So I looked over the web site for Greenfield Village, the weather report was to be wonderful, and I needed a day to walk and enjoy myself and feel a little "out of the city." I was completely and totally disappointed in Greenfield Village.
First off, they asked at the window (after a 30+ minute wait in line with some of the worst behaving children I've ever seen, and a loudmouth rude man who bitched when the guy in front of me hesitated a second to make sure the window was actually asking him to step forward), "Did you drive here?" and I said "Yes." That means $5. for parking. But the web site doesn't say that, it says $5 for parking will be charged to purchased tickets, with a link to order them.
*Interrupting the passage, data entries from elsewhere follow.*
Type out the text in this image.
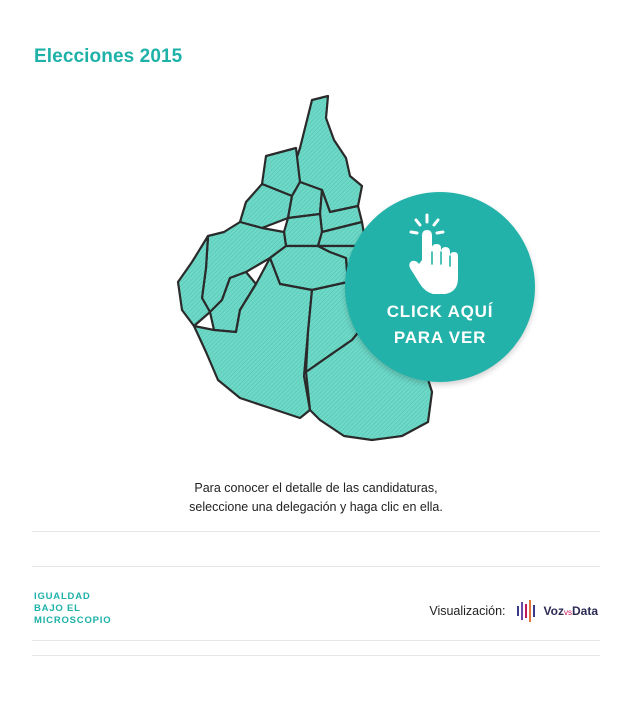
Elecciones 2015
CLICK AQUÍ
PARA VER
Para conocer el detalle de las candidaturas,
seleccione una delegación y haga clic en ella.
IGUALDAD
BAJO EL
MICROSCOPIO
Visualización:	VozvsData
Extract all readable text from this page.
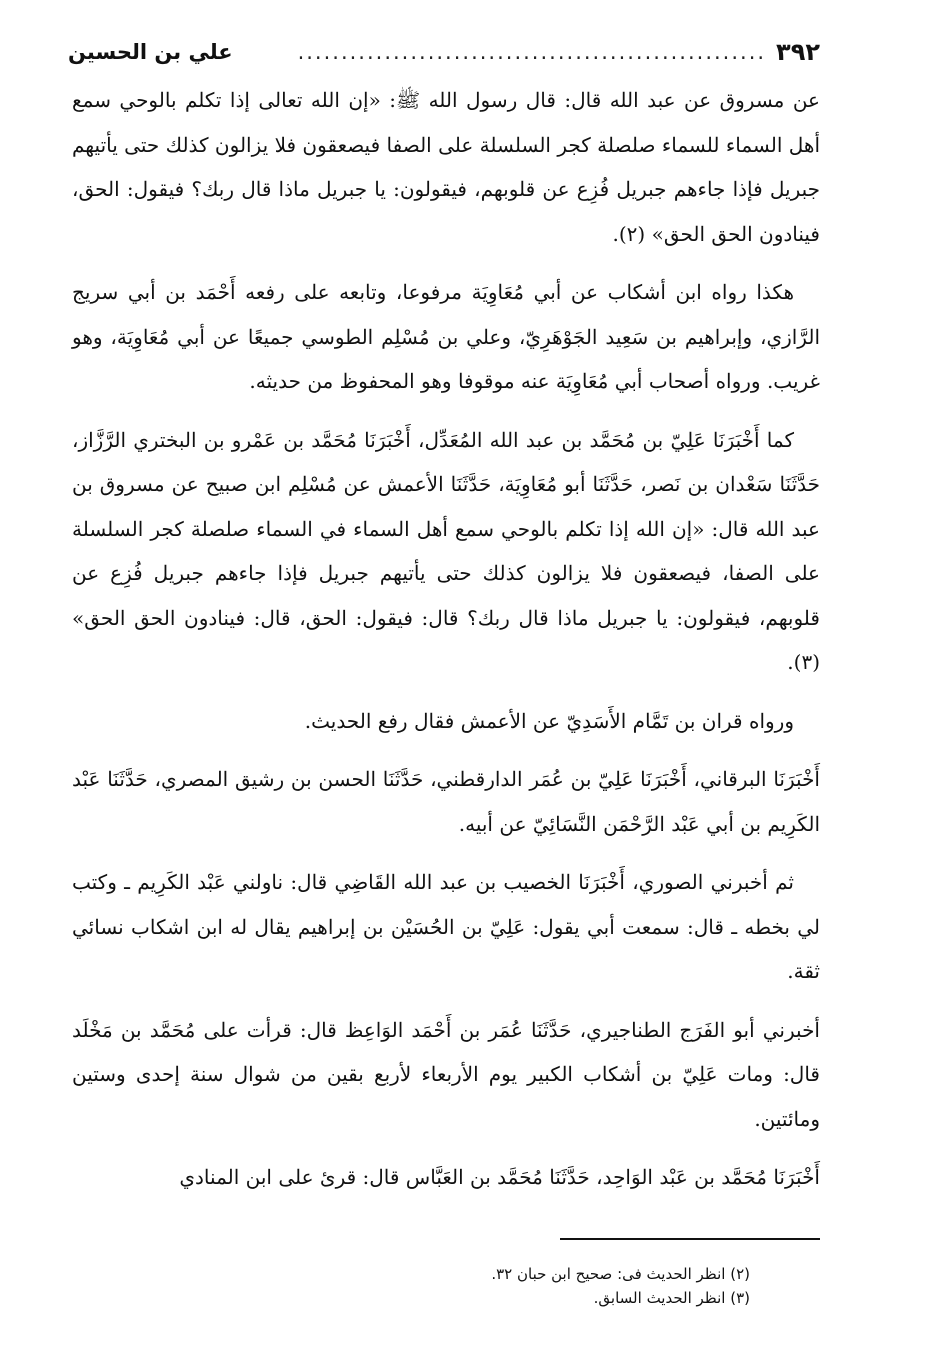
٣٩٢
......................................................
علي بن الحسين

عن مسروق عن عبد الله قال: قال رسول الله ﷺ: «إن الله تعالى إذا تكلم بالوحي سمع أهل السماء للسماء صلصلة كجر السلسلة على الصفا فيصعقون فلا يزالون كذلك حتى يأتيهم جبريل فإذا جاءهم جبريل فُزِع عن قلوبهم، فيقولون: يا جبريل ماذا قال ربك؟ فيقول: الحق، فينادون الحق الحق» (٢).

هكذا رواه ابن أشكاب عن أبي مُعَاوِيَة مرفوعا، وتابعه على رفعه أَحْمَد بن أبي سريج الرَّازي، وإبراهيم بن سَعِيد الجَوْهَرِيّ، وعلي بن مُسْلِم الطوسي جميعًا عن أبي مُعَاوِيَة، وهو غريب. ورواه أصحاب أبي مُعَاوِيَة عنه موقوفا وهو المحفوظ من حديثه.

كما أَخْبَرَنَا عَلِيّ بن مُحَمَّد بن عبد الله المُعَدِّل، أَخْبَرَنَا مُحَمَّد بن عَمْرو بن البختري الرَّزَّاز، حَدَّثَنَا سَعْدان بن نَصر، حَدَّثَنَا أبو مُعَاوِيَة، حَدَّثَنَا الأعمش عن مُسْلِم ابن صبيح عن مسروق بن عبد الله قال: «إن الله إذا تكلم بالوحي سمع أهل السماء في السماء صلصلة كجر السلسلة على الصفا، فيصعقون فلا يزالون كذلك حتى يأتيهم جبريل فإذا جاءهم جبريل فُزِع عن قلوبهم، فيقولون: يا جبريل ماذا قال ربك؟ قال: فيقول: الحق، قال: فينادون الحق الحق» (٣).

ورواه قران بن تَمَّام الأَسَدِيّ عن الأعمش فقال رفع الحديث.

أَخْبَرَنَا البرقاني، أَخْبَرَنَا عَلِيّ بن عُمَر الدارقطني، حَدَّثَنَا الحسن بن رشيق المصري، حَدَّثَنَا عَبْد الكَرِيم بن أبي عَبْد الرَّحْمَن النَّسَائِيّ عن أبيه.

ثم أخبرني الصوري، أَخْبَرَنَا الخصيب بن عبد الله القَاضِي قال: ناولني عَبْد الكَرِيم ـ وكتب لي بخطه ـ قال: سمعت أبي يقول: عَلِيّ بن الحُسَيْن بن إبراهيم يقال له ابن اشكاب نسائي ثقة.

أخبرني أبو الفَرَج الطناجيري، حَدَّثَنَا عُمَر بن أَحْمَد الوَاعِظ قال: قرأت على مُحَمَّد بن مَخْلَد قال: ومات عَلِيّ بن أشكاب الكبير يوم الأربعاء لأربع بقين من شوال سنة إحدى وستين ومائتين.

أَخْبَرَنَا مُحَمَّد بن عَبْد الوَاحِد، حَدَّثَنَا مُحَمَّد بن العَبَّاس قال: قرئ على ابن المنادي

(٢) انظر الحديث فى: صحيح ابن حبان ٣٢.
(٣) انظر الحديث السابق.
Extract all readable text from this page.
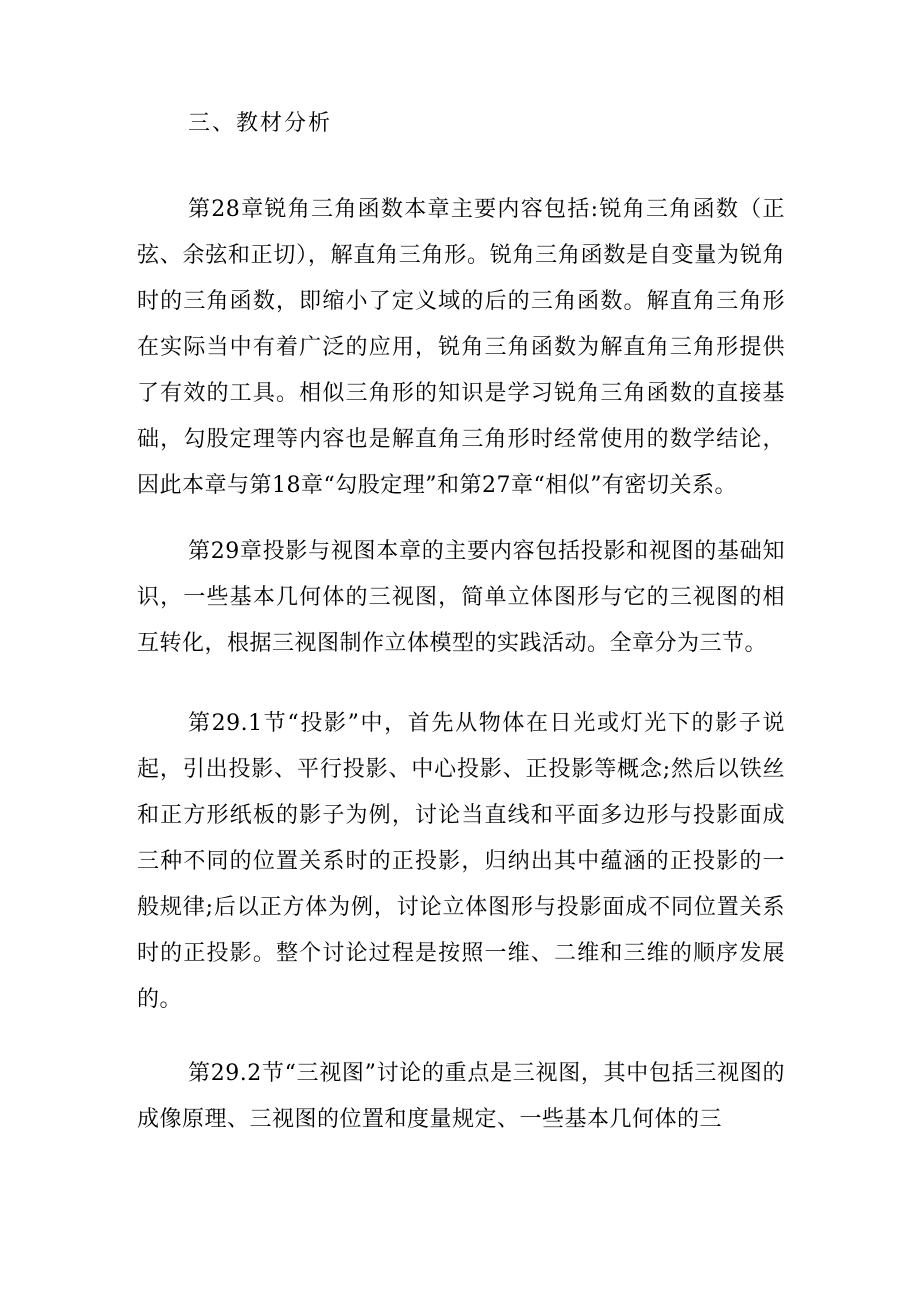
三、教材分析

第28章锐角三角函数本章主要内容包括:锐角三角函数（正弦、余弦和正切），解直角三角形。锐角三角函数是自变量为锐角时的三角函数，即缩小了定义域的后的三角函数。解直角三角形在实际当中有着广泛的应用，锐角三角函数为解直角三角形提供了有效的工具。相似三角形的知识是学习锐角三角函数的直接基础，勾股定理等内容也是解直角三角形时经常使用的数学结论，因此本章与第18章“勾股定理”和第27章“相似”有密切关系。

第29章投影与视图本章的主要内容包括投影和视图的基础知识，一些基本几何体的三视图，简单立体图形与它的三视图的相互转化，根据三视图制作立体模型的实践活动。全章分为三节。

第29.1节“投影”中，首先从物体在日光或灯光下的影子说起，引出投影、平行投影、中心投影、正投影等概念;然后以铁丝和正方形纸板的影子为例，讨论当直线和平面多边形与投影面成三种不同的位置关系时的正投影，归纳出其中蕴涵的正投影的一般规律;后以正方体为例，讨论立体图形与投影面成不同位置关系时的正投影。整个讨论过程是按照一维、二维和三维的顺序发展的。

第29.2节“三视图”讨论的重点是三视图，其中包括三视图的成像原理、三视图的位置和度量规定、一些基本几何体的三
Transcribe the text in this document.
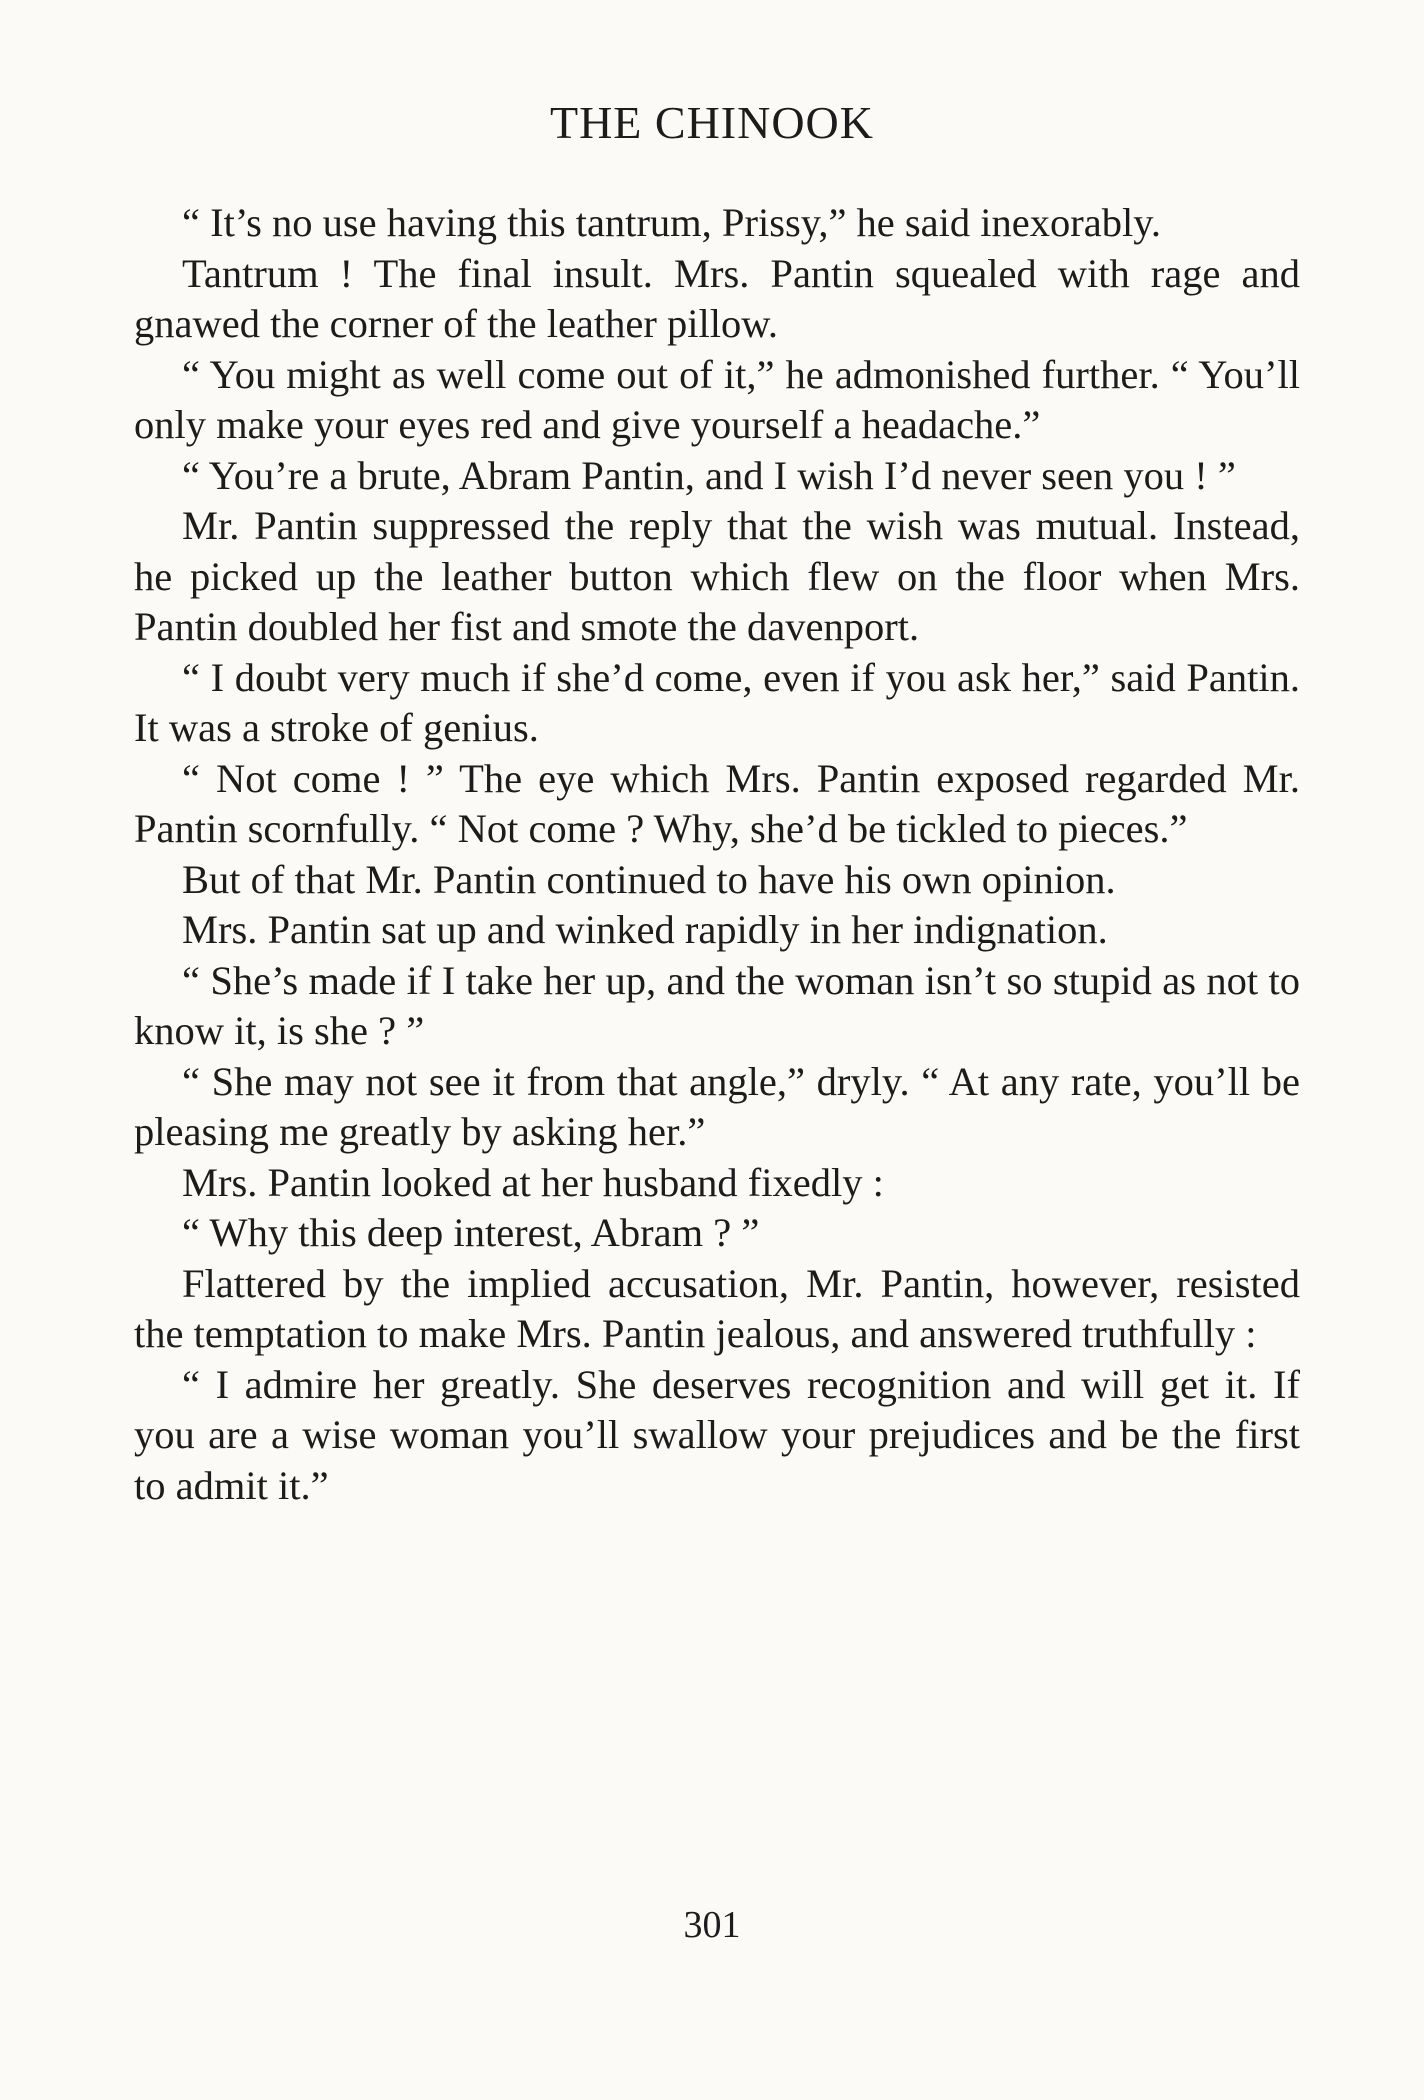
THE CHINOOK

“ It’s no use having this tantrum, Prissy,” he said inexorably.

Tantrum ! The final insult. Mrs. Pantin squealed with rage and gnawed the corner of the leather pillow.

“ You might as well come out of it,” he admonished further. “ You’ll only make your eyes red and give yourself a headache.”

“ You’re a brute, Abram Pantin, and I wish I’d never seen you ! ”

Mr. Pantin suppressed the reply that the wish was mutual. Instead, he picked up the leather button which flew on the floor when Mrs. Pantin doubled her fist and smote the davenport.

“ I doubt very much if she’d come, even if you ask her,” said Pantin. It was a stroke of genius.

“ Not come ! ” The eye which Mrs. Pantin exposed regarded Mr. Pantin scornfully. “ Not come ? Why, she’d be tickled to pieces.”

But of that Mr. Pantin continued to have his own opinion.

Mrs. Pantin sat up and winked rapidly in her indignation.

“ She’s made if I take her up, and the woman isn’t so stupid as not to know it, is she ? ”

“ She may not see it from that angle,” dryly. “ At any rate, you’ll be pleasing me greatly by asking her.”

Mrs. Pantin looked at her husband fixedly :

“ Why this deep interest, Abram ? ”

Flattered by the implied accusation, Mr. Pantin, however, resisted the temptation to make Mrs. Pantin jealous, and answered truthfully :

“ I admire her greatly. She deserves recognition and will get it. If you are a wise woman you’ll swallow your prejudices and be the first to admit it.”

301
It does not say ALL VISITORS WILL HAVE TO PAY $5 FOR PARKING. So $25 for my little walk.
Besides watching children tear branches off trees and plants and pull on every structure around without their parents intervening, and one young lad screaming at the horse with no parent in sight, there was trash on the ground and when I picked up someone's tissue, noticed no trash cans, so I put it back down. Stopped in at eight different buildings and only one had a demonstration going on. One had a sign up that there would be a demo at 12:05 for the carding, something as a spinner I really wanted to see, but I wear no watch and there was a stopped clock below the sign. I knew it was at least two hours wait, and I was not willing. Almost everyone in the village was at the glassblower's, I couldn't even get in.
They paved the place over with pink dyed sidewalks and all the roads are paved. I saw one horse and buggy and at least twenty model A's giving lazy or old visitors rides from stop to stop, they stink, are noisy, and I saw a child run out in front of one and he never hit his brakes at all (no accident, thank God). Many presenters were there to entertain, especially for children in the village green who were playing with hoops and stilts, and a barbershop quartet.
I wanted to step back in time. They obviously want to pretend they are a superficial hollywood set, putting their players (wearing modern underwear, by the way) as entertainers. No one was making anything, no one had their back to the labor. If the "old days" were run like this they would have all starved to death in freezing cabins. The store shelves are nearly empty, and what's there is dusty and unappealing. Except the official tourist crap store, where dozens and dozens of sunbonnets marked "Made in China" hang for sale, and bins of China-made toys for your children are stacked about the sales floor.
So I'm looking for suggestions on where there are more realistic "historical villages," where people quilt, sew, spin, slaughter chickens, plow fields, hang out clothes to dry, and look like hardworking everyday folks actually living in that time. And frankly, I think $25. was way too much. I should have taken my own quilting to the riverfront with some iced tea and a sandwich, and given the $25. to the local homeless shelter to feed the lonely, toothless old men who gather there every day.